The Companies Act, 2013 prescribed some responsibilities which are as follows:-

*Signing share certificate:-

Share certificate of the company should be sign by the two director out of which one should be managing director or whole time director and Secretary of the company or any other person duly authorized by the board.

*Signing annual return:-

As per Section 92 (1) of the companies act 2013 annual return to be filed with Registrar of companies has to be signed by a director and Company Secretary if company does not have a Company Secretary then the return can be signed by the Practicing Company Secretary.
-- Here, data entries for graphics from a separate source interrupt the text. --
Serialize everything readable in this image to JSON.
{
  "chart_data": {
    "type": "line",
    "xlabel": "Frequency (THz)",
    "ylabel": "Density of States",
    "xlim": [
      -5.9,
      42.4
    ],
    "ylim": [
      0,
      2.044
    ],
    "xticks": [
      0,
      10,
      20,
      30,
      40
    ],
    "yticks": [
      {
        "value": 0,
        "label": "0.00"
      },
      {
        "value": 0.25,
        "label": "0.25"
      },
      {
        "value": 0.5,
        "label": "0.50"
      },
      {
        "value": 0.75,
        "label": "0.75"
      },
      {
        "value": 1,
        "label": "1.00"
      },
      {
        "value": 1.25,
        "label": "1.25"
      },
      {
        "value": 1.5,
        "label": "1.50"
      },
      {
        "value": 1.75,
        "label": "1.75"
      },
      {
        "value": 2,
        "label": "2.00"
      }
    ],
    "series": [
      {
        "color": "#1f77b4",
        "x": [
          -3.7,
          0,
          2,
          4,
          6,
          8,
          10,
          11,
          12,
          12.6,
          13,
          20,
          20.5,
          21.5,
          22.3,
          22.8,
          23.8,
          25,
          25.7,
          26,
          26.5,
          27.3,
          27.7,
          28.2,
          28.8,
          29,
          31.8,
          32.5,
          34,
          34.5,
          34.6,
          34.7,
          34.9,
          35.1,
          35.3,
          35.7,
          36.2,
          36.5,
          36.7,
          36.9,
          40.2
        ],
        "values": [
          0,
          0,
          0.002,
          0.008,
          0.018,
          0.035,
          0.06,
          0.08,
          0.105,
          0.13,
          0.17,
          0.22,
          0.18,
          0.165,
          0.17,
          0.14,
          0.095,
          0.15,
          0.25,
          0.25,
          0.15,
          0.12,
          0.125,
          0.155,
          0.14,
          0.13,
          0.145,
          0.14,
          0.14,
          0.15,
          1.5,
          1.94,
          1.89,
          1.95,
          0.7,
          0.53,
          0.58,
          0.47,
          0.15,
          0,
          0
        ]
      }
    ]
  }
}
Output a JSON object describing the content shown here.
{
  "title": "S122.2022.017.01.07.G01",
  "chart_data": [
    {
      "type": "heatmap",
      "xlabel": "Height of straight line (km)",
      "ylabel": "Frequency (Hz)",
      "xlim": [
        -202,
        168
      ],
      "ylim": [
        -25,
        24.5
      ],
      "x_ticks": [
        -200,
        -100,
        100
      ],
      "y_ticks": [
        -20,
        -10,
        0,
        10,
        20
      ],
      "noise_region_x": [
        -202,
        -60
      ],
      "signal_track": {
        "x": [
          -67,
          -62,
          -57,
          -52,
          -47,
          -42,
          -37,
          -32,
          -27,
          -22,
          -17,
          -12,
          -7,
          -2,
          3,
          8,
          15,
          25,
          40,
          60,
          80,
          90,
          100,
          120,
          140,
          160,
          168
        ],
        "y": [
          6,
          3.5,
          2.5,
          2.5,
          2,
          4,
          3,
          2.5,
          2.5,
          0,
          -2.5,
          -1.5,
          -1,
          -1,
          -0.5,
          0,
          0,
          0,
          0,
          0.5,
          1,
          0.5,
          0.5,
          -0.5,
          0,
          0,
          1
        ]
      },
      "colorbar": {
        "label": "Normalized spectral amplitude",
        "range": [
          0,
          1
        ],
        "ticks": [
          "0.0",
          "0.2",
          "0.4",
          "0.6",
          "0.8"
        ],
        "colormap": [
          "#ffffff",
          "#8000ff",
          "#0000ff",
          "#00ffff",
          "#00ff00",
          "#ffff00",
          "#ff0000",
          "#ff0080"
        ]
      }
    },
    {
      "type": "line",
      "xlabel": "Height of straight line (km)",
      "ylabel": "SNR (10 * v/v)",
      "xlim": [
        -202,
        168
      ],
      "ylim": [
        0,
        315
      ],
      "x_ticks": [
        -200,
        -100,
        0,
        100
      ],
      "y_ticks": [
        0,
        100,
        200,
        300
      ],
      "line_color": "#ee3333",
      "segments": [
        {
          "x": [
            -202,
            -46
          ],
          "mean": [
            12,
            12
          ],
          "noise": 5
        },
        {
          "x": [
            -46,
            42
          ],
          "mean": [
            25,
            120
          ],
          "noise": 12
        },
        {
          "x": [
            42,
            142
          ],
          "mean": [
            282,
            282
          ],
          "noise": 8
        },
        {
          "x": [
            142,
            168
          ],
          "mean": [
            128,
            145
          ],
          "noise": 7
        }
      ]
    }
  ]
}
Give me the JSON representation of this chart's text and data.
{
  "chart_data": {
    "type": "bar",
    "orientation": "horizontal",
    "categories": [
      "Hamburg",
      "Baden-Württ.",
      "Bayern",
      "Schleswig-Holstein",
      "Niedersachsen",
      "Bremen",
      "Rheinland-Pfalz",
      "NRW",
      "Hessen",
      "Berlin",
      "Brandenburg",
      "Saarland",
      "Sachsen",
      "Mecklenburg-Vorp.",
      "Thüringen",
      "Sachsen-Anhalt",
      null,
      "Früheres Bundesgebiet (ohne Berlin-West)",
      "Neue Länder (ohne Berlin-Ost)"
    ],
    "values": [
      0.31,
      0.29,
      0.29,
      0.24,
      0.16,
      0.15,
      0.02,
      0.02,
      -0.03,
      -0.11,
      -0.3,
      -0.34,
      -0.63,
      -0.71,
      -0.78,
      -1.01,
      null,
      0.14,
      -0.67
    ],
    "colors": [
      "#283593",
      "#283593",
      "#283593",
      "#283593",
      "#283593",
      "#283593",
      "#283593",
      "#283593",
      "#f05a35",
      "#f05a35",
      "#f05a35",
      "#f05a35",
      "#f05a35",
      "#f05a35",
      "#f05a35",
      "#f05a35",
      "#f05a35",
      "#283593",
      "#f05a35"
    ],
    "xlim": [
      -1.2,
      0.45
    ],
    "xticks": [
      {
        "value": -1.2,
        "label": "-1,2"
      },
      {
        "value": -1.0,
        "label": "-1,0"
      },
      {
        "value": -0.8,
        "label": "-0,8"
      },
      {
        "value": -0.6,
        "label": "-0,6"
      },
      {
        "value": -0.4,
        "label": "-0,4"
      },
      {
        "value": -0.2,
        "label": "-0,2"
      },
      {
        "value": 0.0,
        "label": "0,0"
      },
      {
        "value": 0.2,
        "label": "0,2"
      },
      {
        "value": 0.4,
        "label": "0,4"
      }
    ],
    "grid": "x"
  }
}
* As Per Section 205 of Companies Act, 2013 the functions of company secretary include:-

·        Report to the board about the compliance with the provision of Companies Act and all other applicable laws to the company and the rules made under the respective laws.

·        And make sure that the company complies with the applicable Secretarial Standards issued by ICSI.

·        And perform all other duties as may be prescribed.

Responsibilities of the Company Secretary:-

As per Companies(Appointment remuneration of managerial personnel) rule, 2014 the central government has prescribed following responsibilities:-

ü  Company Secretary responsible to provide collectively and individually such guidance as may require by the directors of the company

ü  Company Secretary is responsible for convening of meetings and attend these meetings and maintain the minutes of these meetings.

ü  Obtain the necessary approval by the appropriate authority when required under the provision of company law.

ü  Represent his company before any authority or quasi-judicial body and other authorities under the act in connection with discharge of various function under the act.

ü  Assist the board and advise the board in ensuring the good governance and in complying with the requirement of good corporate governance.

ü  Advise the board in relation to applicable laws.

ü  And other duties as may be assigned by the board from time to time.

Note:-As per section 205 (2) provides that section 204 in relation to secretarial audit and section 205 in relation to functions of company secretary shall not affect the duties and functions of the director , managing director or whole time director under this act ,or any other law for the time being in force.

Responsibility as per Corporate governance:-

*In Audit committee:-

As per clause 49 of the listing agreement regarding corporate governance,  Company Secretary will be the Secretary of the audit committee which is required to be formed by listed companies.

*Secretary as a compliance officer:-

Every listed company required to appoint the Company Secretary as a Compliance officer of the company who directly get in touch with SEBI, Stock exchange and the registrar of companies etc. (Clause 47 (a) of listing agreements)

*As per section 432 of companies Act 2013 A Company Secretary can appear before national company law tribunal (N.C.L.T.) on behalf of the company.

Conclusion:-

On the basis of above discussion we can say appointment of Company Secretary and his  unique position in the company who is vested with bunch of legal rights and responsibilities as company secretary of any company. Company Secretary can add value to their role by making a good judgment and making quick accurate decision having commercial awareness in addition to their legal expertise.